Ibnu Qayyim berkata : "Hadits ini shahih dan jelas menunjukkan bahwa sembelihan sebelum shalat tidak dianggap (kurban), sama saja apakah telah masuk waktunya atau belum. Inilah yang kita jadikan pegangan secara qath'i (pasti) dan tidak diperbolehkan (berpendapat) yang lainnya. Dan pada riwayat tersebut terdapat penjelasan bahwa yang dijadikan patokan (berkurban) adalah shalatnya Imam".
Akhir Waktunya Adalah Di Akhir Hari-hari Tasyriq
Berdasarkan hadits Jubair bin Mut'im dari Nabi shallallahu 'alaihi wa sallam, bersabda : "Artinya : Pada setiap hari-hari tasyriq ada sembelihan".  (Dikeluarkan Imam Ahmad dan Ibnu Hibban dalam shahihnya dan Al-Baihaqi. Dan terdapat jalan lain yang menguatkan antara satu dengan riwayat yang lainnya. Dan juga diriwayatkan dari hadits Jabir dan lainnya. Dan ini diriwayatkan segolongan dari shahabat. 


‎* Sembelihan yang Terbaik adalah yang Paling Gemuk.

Berdasarkan hadits Abu Rafi': "Artinya : Bahwa Nabi shallallahu 'alaihi wa sallam bila berkurban, membeli dua gibas yang gemuk " (Hadits ini diriwayatkan oleh Ahmad dan lainnya dengan sanad Hasan).
Dan dikeluarkan oleh Imam Bukhari dari hadits Abu Umamah bin Sahl berkata : "Artinya : Adalah kami menggemukkan hewan kurban di Madinah dan kaum Muslimin menggemukkan (hewan kurbannya)". Saya katakan, bahwa kurban yang paling afdhal (utama) adalah gibas (domba jantan) yang bertanduk.

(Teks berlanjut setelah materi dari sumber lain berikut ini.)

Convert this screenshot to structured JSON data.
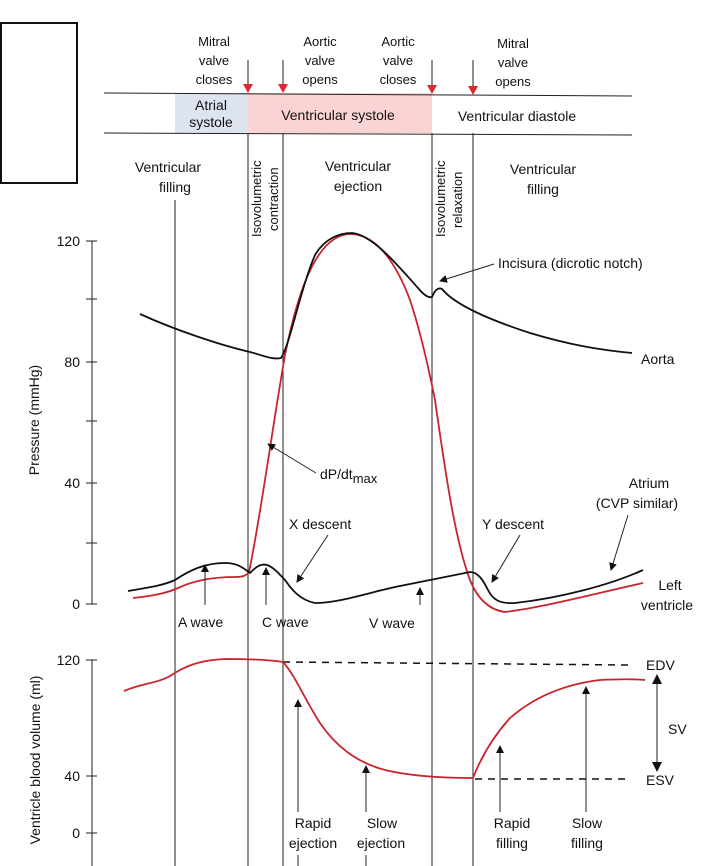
{
  "header": {
    "events": [
      "Mitral valve closes",
      "Aortic valve opens",
      "Aortic valve closes",
      "Mitral valve opens"
    ],
    "event_lines": [
      [
        "Mitral",
        "valve",
        "closes"
      ],
      [
        "Aortic",
        "valve",
        "opens"
      ],
      [
        "Aortic",
        "valve",
        "closes"
      ],
      [
        "Mitral",
        "valve",
        "opens"
      ]
    ],
    "atrial_systole": [
      "Atrial",
      "systole"
    ],
    "ventricular_systole": "Ventricular systole",
    "ventricular_diastole": "Ventricular diastole",
    "colors": {
      "atrial_systole": "#dde3ef",
      "ventricular_systole": "#fbd3d5",
      "event_arrow": "#e0262f"
    }
  },
  "phases": {
    "filling_1": [
      "Ventricular",
      "filling"
    ],
    "isovolumetric_contraction": [
      "Isovolumetric",
      "contraction"
    ],
    "ejection": [
      "Ventricular",
      "ejection"
    ],
    "isovolumetric_relaxation": [
      "Isovolumetric",
      "relaxation"
    ],
    "filling_2": [
      "Ventricular",
      "filling"
    ]
  },
  "pressure_panel": {
    "ylabel": "Pressure (mmHg)",
    "ticks": [
      "0",
      "40",
      "80",
      "120"
    ],
    "labels": {
      "incisura": "Incisura (dicrotic notch)",
      "aorta": "Aorta",
      "dpdt": "dP/dt",
      "dpdt_sub": "max",
      "atrium": [
        "Atrium",
        "(CVP similar)"
      ],
      "left_ventricle": [
        "Left",
        "ventricle"
      ],
      "x_descent": "X descent",
      "y_descent": "Y descent",
      "a_wave": "A wave",
      "c_wave": "C wave",
      "v_wave": "V wave"
    },
    "colors": {
      "aorta": "#111111",
      "left_ventricle": "#c8252c",
      "atrium": "#111111"
    }
  },
  "volume_panel": {
    "ylabel": "Ventricle blood volume (ml)",
    "ticks": [
      "0",
      "40",
      "120"
    ],
    "labels": {
      "edv": "EDV",
      "esv": "ESV",
      "sv": "SV",
      "rapid_ejection": [
        "Rapid",
        "ejection"
      ],
      "slow_ejection": [
        "Slow",
        "ejection"
      ],
      "rapid_filling": [
        "Rapid",
        "filling"
      ],
      "slow_filling": [
        "Slow",
        "filling"
      ]
    },
    "colors": {
      "volume": "#c8252c"
    }
  }
}
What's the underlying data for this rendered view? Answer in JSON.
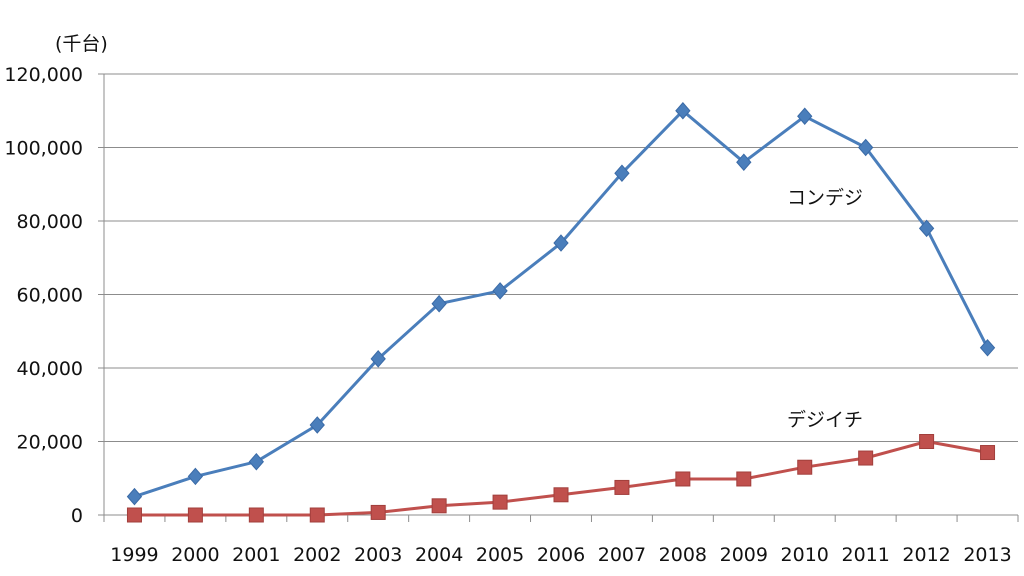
{
  "chart_data": {
    "type": "line",
    "unit_label": "(千台)",
    "categories": [
      "1999",
      "2000",
      "2001",
      "2002",
      "2003",
      "2004",
      "2005",
      "2006",
      "2007",
      "2008",
      "2009",
      "2010",
      "2011",
      "2012",
      "2013"
    ],
    "y_ticks": [
      "0",
      "20,000",
      "40,000",
      "60,000",
      "80,000",
      "100,000",
      "120,000"
    ],
    "ylim": [
      0,
      120000
    ],
    "grid": true,
    "series": [
      {
        "name": "コンデジ",
        "color": "#4a7ebb",
        "marker": "diamond",
        "values": [
          5000,
          10500,
          14500,
          24500,
          42500,
          57500,
          61000,
          74000,
          93000,
          110000,
          96000,
          108500,
          100000,
          78000,
          45500
        ]
      },
      {
        "name": "デジイチ",
        "color": "#c0504d",
        "marker": "square",
        "values": [
          0,
          0,
          0,
          0,
          700,
          2500,
          3500,
          5500,
          7500,
          9800,
          9800,
          13000,
          15500,
          20000,
          17000
        ]
      }
    ]
  }
}
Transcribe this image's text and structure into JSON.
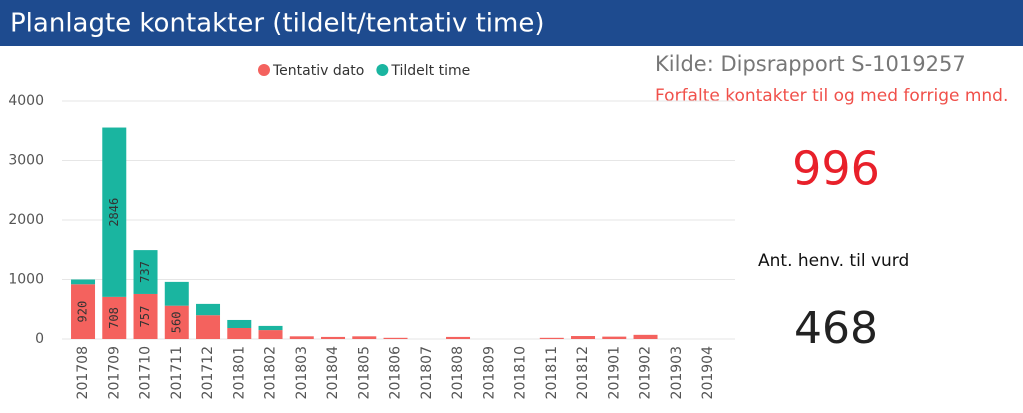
{
  "header": {
    "title": "Planlagte kontakter (tildelt/tentativ time)"
  },
  "cards": {
    "source": "Kilde: Dipsrapport S-1019257",
    "overdue_label": "Forfalte kontakter til og med forrige mnd.",
    "overdue_value": "996",
    "referrals_label": "Ant. henv. til vurd",
    "referrals_value": "468"
  },
  "chart_data": {
    "type": "stacked-bar",
    "categories": [
      "201708",
      "201709",
      "201710",
      "201711",
      "201712",
      "201801",
      "201802",
      "201803",
      "201804",
      "201805",
      "201806",
      "201807",
      "201808",
      "201809",
      "201810",
      "201811",
      "201812",
      "201901",
      "201902",
      "201903",
      "201904"
    ],
    "series": [
      {
        "name": "Tentativ dato",
        "color": "#f4625e",
        "values": [
          920,
          708,
          757,
          560,
          400,
          185,
          150,
          45,
          35,
          45,
          20,
          0,
          35,
          0,
          0,
          20,
          50,
          40,
          70,
          0,
          0
        ],
        "value_labels": [
          "920",
          "708",
          "757",
          "560",
          null,
          null,
          null,
          null,
          null,
          null,
          null,
          null,
          null,
          null,
          null,
          null,
          null,
          null,
          null,
          null,
          null
        ]
      },
      {
        "name": "Tildelt time",
        "color": "#1ab5a0",
        "values": [
          80,
          2846,
          737,
          400,
          190,
          135,
          70,
          0,
          0,
          0,
          0,
          0,
          0,
          0,
          0,
          0,
          0,
          0,
          0,
          0,
          0
        ],
        "value_labels": [
          null,
          "2846",
          "737",
          null,
          null,
          null,
          null,
          null,
          null,
          null,
          null,
          null,
          null,
          null,
          null,
          null,
          null,
          null,
          null,
          null,
          null
        ]
      }
    ],
    "ylim": [
      0,
      4000
    ],
    "yticks": [
      0,
      1000,
      2000,
      3000,
      4000
    ],
    "grid": true
  }
}
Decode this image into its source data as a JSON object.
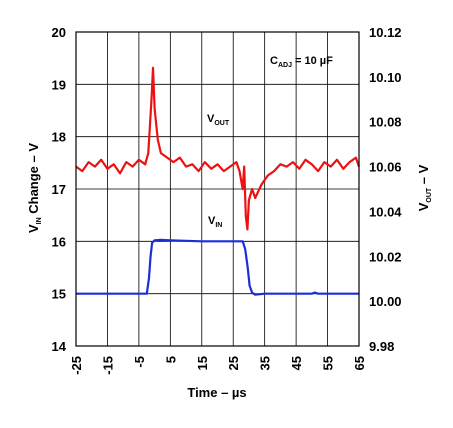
{
  "chart_data": {
    "type": "line",
    "x": {
      "label": "Time – µs",
      "range": [
        -25,
        65
      ],
      "ticks": [
        -25,
        -15,
        -5,
        5,
        15,
        25,
        35,
        45,
        55,
        65
      ],
      "tick_labels": [
        "-25",
        "-15",
        "-5",
        "5",
        "15",
        "25",
        "35",
        "45",
        "55",
        "65"
      ],
      "grid_step": 10
    },
    "y_left": {
      "label_main": "V",
      "label_sub": "IN",
      "label_rest": " Change – V",
      "range": [
        14,
        20
      ],
      "ticks": [
        14,
        15,
        16,
        17,
        18,
        19,
        20
      ],
      "tick_labels": [
        "14",
        "15",
        "16",
        "17",
        "18",
        "19",
        "20"
      ]
    },
    "y_right": {
      "label_main": "V",
      "label_sub": "OUT",
      "label_rest": " – V",
      "range": [
        9.98,
        10.12
      ],
      "ticks": [
        9.98,
        10.0,
        10.02,
        10.04,
        10.06,
        10.08,
        10.1,
        10.12
      ],
      "tick_labels": [
        "9.98",
        "10.00",
        "10.02",
        "10.04",
        "10.06",
        "10.08",
        "10.10",
        "10.12"
      ]
    },
    "grid": true,
    "annotation": {
      "main": "C",
      "sub": "ADJ",
      "rest": " = 10 µF"
    },
    "series": [
      {
        "name_main": "V",
        "name_sub": "IN",
        "axis": "left",
        "color": "#1a2fd6",
        "points": [
          [
            -25,
            15.0
          ],
          [
            -2.5,
            15.0
          ],
          [
            -1.8,
            15.3
          ],
          [
            -1.3,
            15.7
          ],
          [
            -0.8,
            15.97
          ],
          [
            0,
            16.02
          ],
          [
            2,
            16.03
          ],
          [
            5,
            16.02
          ],
          [
            15,
            16.0
          ],
          [
            28,
            16.0
          ],
          [
            28.8,
            15.85
          ],
          [
            29.6,
            15.5
          ],
          [
            30.2,
            15.15
          ],
          [
            31,
            15.02
          ],
          [
            32,
            14.98
          ],
          [
            35,
            15.0
          ],
          [
            50,
            15.0
          ],
          [
            51,
            15.02
          ],
          [
            52,
            15.0
          ],
          [
            65,
            15.0
          ]
        ]
      },
      {
        "name_main": "V",
        "name_sub": "OUT",
        "axis": "right",
        "color": "#ee1111",
        "points": [
          [
            -25,
            10.06
          ],
          [
            -23,
            10.058
          ],
          [
            -21,
            10.062
          ],
          [
            -19,
            10.06
          ],
          [
            -17,
            10.063
          ],
          [
            -15,
            10.059
          ],
          [
            -13,
            10.061
          ],
          [
            -11,
            10.057
          ],
          [
            -9,
            10.062
          ],
          [
            -7,
            10.06
          ],
          [
            -5,
            10.063
          ],
          [
            -3,
            10.061
          ],
          [
            -2,
            10.066
          ],
          [
            -1,
            10.09
          ],
          [
            -0.5,
            10.104
          ],
          [
            0,
            10.086
          ],
          [
            1,
            10.072
          ],
          [
            2,
            10.066
          ],
          [
            4,
            10.064
          ],
          [
            6,
            10.062
          ],
          [
            8,
            10.064
          ],
          [
            10,
            10.06
          ],
          [
            12,
            10.061
          ],
          [
            14,
            10.058
          ],
          [
            16,
            10.062
          ],
          [
            18,
            10.059
          ],
          [
            20,
            10.061
          ],
          [
            22,
            10.058
          ],
          [
            24,
            10.06
          ],
          [
            26,
            10.062
          ],
          [
            27,
            10.058
          ],
          [
            28,
            10.05
          ],
          [
            28.5,
            10.06
          ],
          [
            29,
            10.038
          ],
          [
            29.5,
            10.032
          ],
          [
            30,
            10.045
          ],
          [
            31,
            10.05
          ],
          [
            32,
            10.046
          ],
          [
            34,
            10.052
          ],
          [
            36,
            10.056
          ],
          [
            38,
            10.058
          ],
          [
            40,
            10.061
          ],
          [
            42,
            10.06
          ],
          [
            44,
            10.062
          ],
          [
            46,
            10.059
          ],
          [
            48,
            10.063
          ],
          [
            50,
            10.061
          ],
          [
            52,
            10.058
          ],
          [
            54,
            10.062
          ],
          [
            56,
            10.06
          ],
          [
            58,
            10.063
          ],
          [
            60,
            10.059
          ],
          [
            62,
            10.062
          ],
          [
            64,
            10.064
          ],
          [
            65,
            10.06
          ]
        ]
      }
    ]
  }
}
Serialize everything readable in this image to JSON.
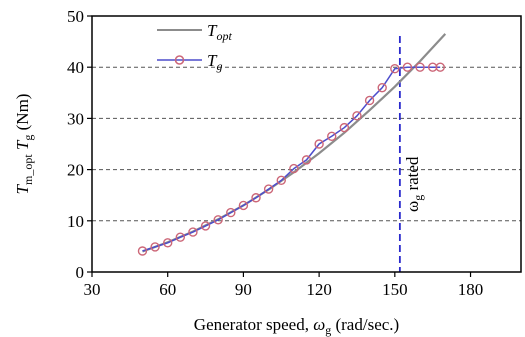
{
  "chart_data": {
    "type": "line",
    "xlabel": "Generator speed, ω_g (rad/sec.)",
    "ylabel": "T_m_opt  T_g (Nm)",
    "xlim": [
      30,
      200
    ],
    "ylim": [
      0,
      50
    ],
    "xticks": [
      30,
      60,
      90,
      120,
      150,
      180
    ],
    "yticks": [
      0,
      10,
      20,
      30,
      40,
      50
    ],
    "grid": "horizontal-dashed",
    "legend_position": "top-left",
    "series": [
      {
        "name": "T_opt",
        "color": "#8c8c8c",
        "marker": "none",
        "x": [
          50,
          60,
          70,
          80,
          90,
          100,
          110,
          120,
          130,
          140,
          150,
          160,
          170
        ],
        "y": [
          4.0,
          5.8,
          7.9,
          10.3,
          13.0,
          16.1,
          19.5,
          23.2,
          27.2,
          31.6,
          36.2,
          41.2,
          46.5
        ]
      },
      {
        "name": "T_g",
        "color": "#4d4dcc",
        "marker_color": "#cc6677",
        "marker": "circle",
        "x": [
          50,
          55,
          60,
          65,
          70,
          75,
          80,
          85,
          90,
          95,
          100,
          105,
          110,
          115,
          120,
          125,
          130,
          135,
          140,
          145,
          150,
          155,
          160,
          165,
          168
        ],
        "y": [
          4.1,
          4.9,
          5.7,
          6.8,
          7.8,
          9.0,
          10.2,
          11.6,
          13.0,
          14.5,
          16.2,
          17.9,
          20.2,
          21.9,
          25.0,
          26.5,
          28.2,
          30.5,
          33.5,
          36.0,
          39.7,
          40.0,
          40.0,
          40.0,
          40.0
        ]
      }
    ],
    "annotations": [
      {
        "type": "vline",
        "x": 152,
        "color": "#2a2acc",
        "label": "ω_g rated"
      }
    ],
    "legend": {
      "entries": [
        {
          "series": 0,
          "base": "T",
          "sub": "opt"
        },
        {
          "series": 1,
          "base": "T",
          "sub": "g"
        }
      ]
    },
    "labels": {
      "xlabel_text": "Generator speed, ",
      "xlabel_sym": "ω",
      "xlabel_sub": "g",
      "xlabel_unit": " (rad/sec.)",
      "ylabel_a": "T",
      "ylabel_a_sub": "m_opt",
      "ylabel_b": " T",
      "ylabel_b_sub": "g",
      "ylabel_unit": " (Nm)",
      "annot_sym": "ω",
      "annot_sub": "g",
      "annot_text": " rated"
    }
  }
}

Sebagaimana yang terdapat pada suatu hadits dari Ubadah bin Ash-Shamit dalam riwayat Abu Dawud, Ibnu Majah, Al-Hakim dan Al-Baihaqi secara marfu' dengan lafadzh: "Artinya : Sebaik-baik hewan kurban adalah domba jantan yang bertanduk".

(Dan juga dikeluarkan oleh At-Tirmidzi, Ibnu Majah dan Al-Baihaqi dari hadits Abu Umamah dan di dalam sanadnya terdapat 'Ufair bin Mi'dan dan dia Dha'if. Al-Udhiyah (sembelihan kurban) yang dimaksud bukanlah Al-Hadyu. Dan terdapat pula nash pada riwayat Al-Udhiyah, maka nash wajib didahulukan dari qiyas mengqiyaskan udhiyah dengan Al-Hadyu), dan had ts : "Domba jantan yang bertanduk". adalah nash diantara perselisihan ini.
Apabila dikhususkan berkurban dengan domba berdasarkan zhahir hadits, dan bila meliputi yang lainnya, maka termasuk yang dikebiri. Tetapi yang utama tidaklah dikhususkan dengan hewan yang dikebiri. Adapun penyembelihan kurban Nabi shallallahu 'alaihi wa sallam berupa hewan yang dikebiri tidak menunjukkan lebih afdhal dari yang lainnya, namun yang ditujuk pada riwayat tersebut bahwa berkurban dengan hewan yang dikebiri adalah boleh.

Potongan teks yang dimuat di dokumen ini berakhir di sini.